The Panton Principles for Open Data in Science
This morning, the Open Knowledge Foundation published a declaration of principles intended to inform and encourage the publication of Open Data within the scientific arena. The OKF defines open data as “data that can used, reused and redistributed without restriction other than (perhaps) the requirement to attribution or share-alike.” The Panton Principles for Open Data in Science is not a manifesto on Open Access or Open Science (though such manifestos are available such as Willinsky’s The Access Principle: The Case for Open Access to Research and Scholarship or Hope’s excellent Biobazaar: The Open Source Revolution and Biotechnology). Rather they are simply four fundamental, guiding principles to make data available “without financial, legal, or technical barriers other than those inseparable from gaining access to the internet itself.” Here are the Panton Principles in their entirety as published by the Working Group on Open Data in Science.
-
Where data or collections of data are published it is critical that they be published with a clear and explicit statement of the wishes and expectations of the publishers with respect to re-use and re-purposing of individual data elements, the whole data collection, and subsets of the collection. This statement should be precise, irrevocable, and based on an appropriate and recognized legal statement in the form of a waiver or license.
When publishing data make an explicit and robust statement of your wishes.
-
Many widely recognized licenses are not intended for, and are not appropriate for, data or collections of data. A variety of waivers and licenses that are designed for and appropriate for the treatment of data are described here. Creative Commons licenses (apart from CCZero), GFDL, GPL, BSD, etc are NOT appropriate for data and their use is STRONGLY discouraged.
Use a recognized waiver or license that is appropriate for data.
-
The use of licenses which limit commercial re-use or limit the production of derivative works by excluding use for particular purposes or by specific persons or organizations is STRONGLY discouraged. These licenses make it impossible to effectively integrate and re-purpose datasets and prevent commercial activities that could be used to support data preservation.
If you want your data to be effectively used and added to by others it should be open as defined by the Open Knowledge/Data Definition – in particular non-commercial and other restrictive clauses should not be used.
-
Furthermore, in science it is STRONGLY recommended that data, especially where publicly funded, be explicitly placed in the public domain via the use of the Public Domain Dedication and Licence or Creative Commons Zero Waiver. This is in keeping with the public funding of much scientific research and the general ethos of sharing and re-use within the scientific community.
Explicit dedication of data underlying published science into the public domain via PDDL or CCZero is strongly recommended and ensures compliance with both the Science Commons Protocol for Implementing Open Access Data and the Open Knowledge/Data Definition.
The Panton Principles website features an quickly growing list of endorsees of the principles who have signed a petition for adoption, along with a form for adding your own endorsement.

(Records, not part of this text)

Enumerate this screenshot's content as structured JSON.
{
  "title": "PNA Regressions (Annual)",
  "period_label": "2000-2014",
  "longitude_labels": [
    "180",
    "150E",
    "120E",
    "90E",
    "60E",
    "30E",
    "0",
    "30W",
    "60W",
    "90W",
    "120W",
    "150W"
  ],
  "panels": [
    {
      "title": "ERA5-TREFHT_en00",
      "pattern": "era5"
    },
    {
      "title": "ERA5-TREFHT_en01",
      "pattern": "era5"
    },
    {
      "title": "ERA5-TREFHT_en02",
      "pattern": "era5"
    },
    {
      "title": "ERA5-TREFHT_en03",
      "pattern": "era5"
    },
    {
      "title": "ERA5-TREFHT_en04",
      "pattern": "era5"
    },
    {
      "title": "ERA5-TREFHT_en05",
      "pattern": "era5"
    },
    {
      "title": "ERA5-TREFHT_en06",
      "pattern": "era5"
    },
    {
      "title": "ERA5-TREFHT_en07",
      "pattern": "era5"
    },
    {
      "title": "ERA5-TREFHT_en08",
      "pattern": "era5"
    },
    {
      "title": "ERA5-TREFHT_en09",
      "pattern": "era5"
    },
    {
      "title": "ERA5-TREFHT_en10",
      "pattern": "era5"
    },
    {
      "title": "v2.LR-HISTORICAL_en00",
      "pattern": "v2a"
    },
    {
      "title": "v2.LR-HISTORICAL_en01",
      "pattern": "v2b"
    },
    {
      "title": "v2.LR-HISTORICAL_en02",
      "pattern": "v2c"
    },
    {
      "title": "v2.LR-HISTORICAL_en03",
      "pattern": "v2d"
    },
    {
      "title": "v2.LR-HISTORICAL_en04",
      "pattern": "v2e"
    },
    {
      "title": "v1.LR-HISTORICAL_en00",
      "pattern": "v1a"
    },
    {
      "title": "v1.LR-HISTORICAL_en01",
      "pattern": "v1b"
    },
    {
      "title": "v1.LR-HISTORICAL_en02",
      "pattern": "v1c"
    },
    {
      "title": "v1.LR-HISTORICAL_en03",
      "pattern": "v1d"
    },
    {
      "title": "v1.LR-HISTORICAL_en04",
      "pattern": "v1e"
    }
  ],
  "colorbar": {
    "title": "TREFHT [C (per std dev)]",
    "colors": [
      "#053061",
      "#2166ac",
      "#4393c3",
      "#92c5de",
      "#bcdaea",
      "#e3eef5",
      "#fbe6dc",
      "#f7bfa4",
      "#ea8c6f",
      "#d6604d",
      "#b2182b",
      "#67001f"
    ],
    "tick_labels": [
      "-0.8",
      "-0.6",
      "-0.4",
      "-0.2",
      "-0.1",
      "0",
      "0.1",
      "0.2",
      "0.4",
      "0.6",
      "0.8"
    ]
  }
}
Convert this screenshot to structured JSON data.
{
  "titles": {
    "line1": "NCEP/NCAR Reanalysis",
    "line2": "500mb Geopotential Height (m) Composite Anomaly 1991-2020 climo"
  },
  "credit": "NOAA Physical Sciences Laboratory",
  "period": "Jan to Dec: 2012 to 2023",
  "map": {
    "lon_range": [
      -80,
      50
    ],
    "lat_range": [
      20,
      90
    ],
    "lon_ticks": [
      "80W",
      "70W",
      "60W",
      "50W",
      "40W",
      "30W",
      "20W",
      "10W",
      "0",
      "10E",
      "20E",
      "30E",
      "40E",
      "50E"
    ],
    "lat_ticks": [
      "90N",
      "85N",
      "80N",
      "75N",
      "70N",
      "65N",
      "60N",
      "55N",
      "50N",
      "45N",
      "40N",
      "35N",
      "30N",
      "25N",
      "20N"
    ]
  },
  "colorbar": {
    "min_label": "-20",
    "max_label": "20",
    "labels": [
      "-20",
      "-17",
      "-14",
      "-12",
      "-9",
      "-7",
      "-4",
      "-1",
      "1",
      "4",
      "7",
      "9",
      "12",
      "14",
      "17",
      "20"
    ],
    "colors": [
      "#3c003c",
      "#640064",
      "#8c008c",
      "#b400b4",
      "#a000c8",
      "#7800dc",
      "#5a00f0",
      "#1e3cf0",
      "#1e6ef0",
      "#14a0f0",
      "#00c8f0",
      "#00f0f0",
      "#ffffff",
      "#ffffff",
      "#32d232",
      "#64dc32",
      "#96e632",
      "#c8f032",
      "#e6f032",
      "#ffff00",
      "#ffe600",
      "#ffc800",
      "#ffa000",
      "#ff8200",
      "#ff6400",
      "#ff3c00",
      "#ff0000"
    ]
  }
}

Beyond this declaration of principles, the working group is trying to make putting them into practice as simple as possible. One tool they have recently launched is the “Is It Open Data?” service. The idea behind the service is to provide a brokerage for data use enquiries. The mechanism is simple, basically a web form with some boilerplate text seeking clarification of the “openness” of any given dataset. Once your enquiry has been submitted, the service helps to identify the body that can authoritatively answer permissions and usage questions. The responses are publicly available on the “Is It Open Data?” website. Since the service is new, there isn’t much there in terms of existing enquiries or responses, but hopefully people will avail themselves of the idea and the network effect will kick in, making this a central point of information sharing about open data. As awareness of the Panton Principles grows and hopefully they are adopted, data owners will proactively indicate the openness of their data. The Open Knowledge Foundation has provided some handy icons that can be added to your website to make it obvious.